В Элис Спрингс Максу повезло в первый же день. Он сразу нашел помещение для магазина вместе с квартирой наверху. Шагая по центральной улице городка, Макс увидел, как на соседнем перекрестке из распахнутых стеклянных дверей выносят стеллажи и картины. Он свернул и подошел поближе. В витрине освобождаемого помещения выставлен был фанерный лист с объявлением «Сдается». Съезжал арт-салон. Хозяин был тут же – длинный, тощий англичанин с седой, богемной шевелюрой. Рядом с ним вертелся маклер – потный деятель в клетчатой рубашке и австралийской шляпе. Маклеру было что-то нужно от выезжающего. Макс уловил, что речь идет о каком-то поврежденном дверном пилястре, ремонт которого старый владелец обязан оплатить. Англичанин же предъявлял маклеру поляроидный снимок с проставленной датой и доказывал, что пилястр был поврежден уже на момент въезда. Маклер кричал, что надо было этот факт вовремя обжаловать, а теперь уже поздно. Англичанин возражал на это кратко: „Go to hell!“, то есть «Пошёл к чёрту!». Оба обрадовались Максу как третейскому судье, посланному самим господом Богом. Спор закончился тем, что осмотрев повреждение, Макс вызвался исправить его за свой счет, если ему сдадут помещение на льготных основаниях с сегодняшнего дня. Маклер ответил „No problem“. Льготные основания оказались кусачими, но маклер заверял, что для этого элитного местоположения на пересечении всех туристических дорог города и тем более для будущего магазина опалов эта цена – считай что подаренная. Макс, для приличия поторговавшись и сбив арендную плату на сто австралийских долларов, согласился со всеми прочими условиями маклера, сообщив тому, что уступает исключительно из уважения к памяти отца, который тоже долгие годы пробавлялся чёрствыми маклерскими хлебами. Толстяк сделал вид, что приятно поражён таким удивительным совпадением судеб. Ударили по рукам и пошли внутрь подписывать бумаги. Англичанин в это время продолжал командовать погрузкой художественных изделий, и слова „ bloody hell!“ и „shit!“ являлись при этом главными звуками, ответственными за организацию и управление процессом погрузки.

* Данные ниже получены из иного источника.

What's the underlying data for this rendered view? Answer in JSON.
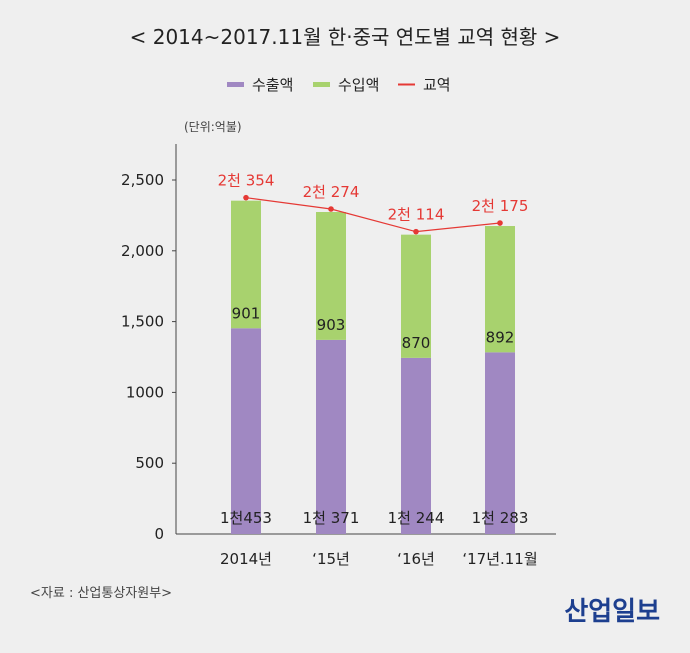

Внутри опустевшего магазина, посреди помещения, на одиноком стуле сидел печальный абориген высокохудожественного вида в красной кожаной жилетке поверх голой тёмной груди и с желтым галстуком-«бабочкой» в черный горошек на жилистой шее. Из синих, измазанных краской джинсов торчали босые ноги с крепкими ногтями янтарного цвета. Рядом с ним стояло пластмассовое ведро с кистями.
– Рафаэль, эй, Вандималунгу, ты можешь уходить. Мистер Сазерлэнд не останется, он же тебе сказал. Он уже грузится. Садись скорей к нему в машину, говорю тебе, а то останешься без работы. Иди, пока зовут. Послушай опытного человека. А то сопьёшься и будешь спать в высохшем русле под эвкалиптом, как все твои соплеменники. Иди, говорю я тебе!.. – «Это аборигенский художник Рафаэль Вандималунгу, – пояснил Максу маклер, – учился в Англии. Сазерленд на нем кучу денег заработал и хочет его в Мельбурн забрать с собой, а этот уперся: я тут родился, видите ли, тут моё племя, тут моя земля, тут мои духи живут – всякую подобную чушь мелет. Вон они, его духи, за городом в буше валяются, все уже пьяные в драбадан к этому часу дня»...
Но абориген не шевелился. Он смотрел в пол и о чем-то думал. Он был похож на красивого кроманьонца из учебника антропологии. Но вдруг он поднял глаза и на отличном, «высоком» английском языке произнес, обращаясь почему-то к Максу: „I’ll stay here, I don’t want to go“.
– Ну, слышали? Что я Вам говорил! – возмущенно взорвался маклер,- а ну пошёл отсюда, Рафаэль. Быстро, я сказал! Убирайся! Это помещение сдано другому человеку. Здесь будет теперь располагаться магазин опалов. Ты больше не нужен. Беги, а то хозяин твой уже отъезжает.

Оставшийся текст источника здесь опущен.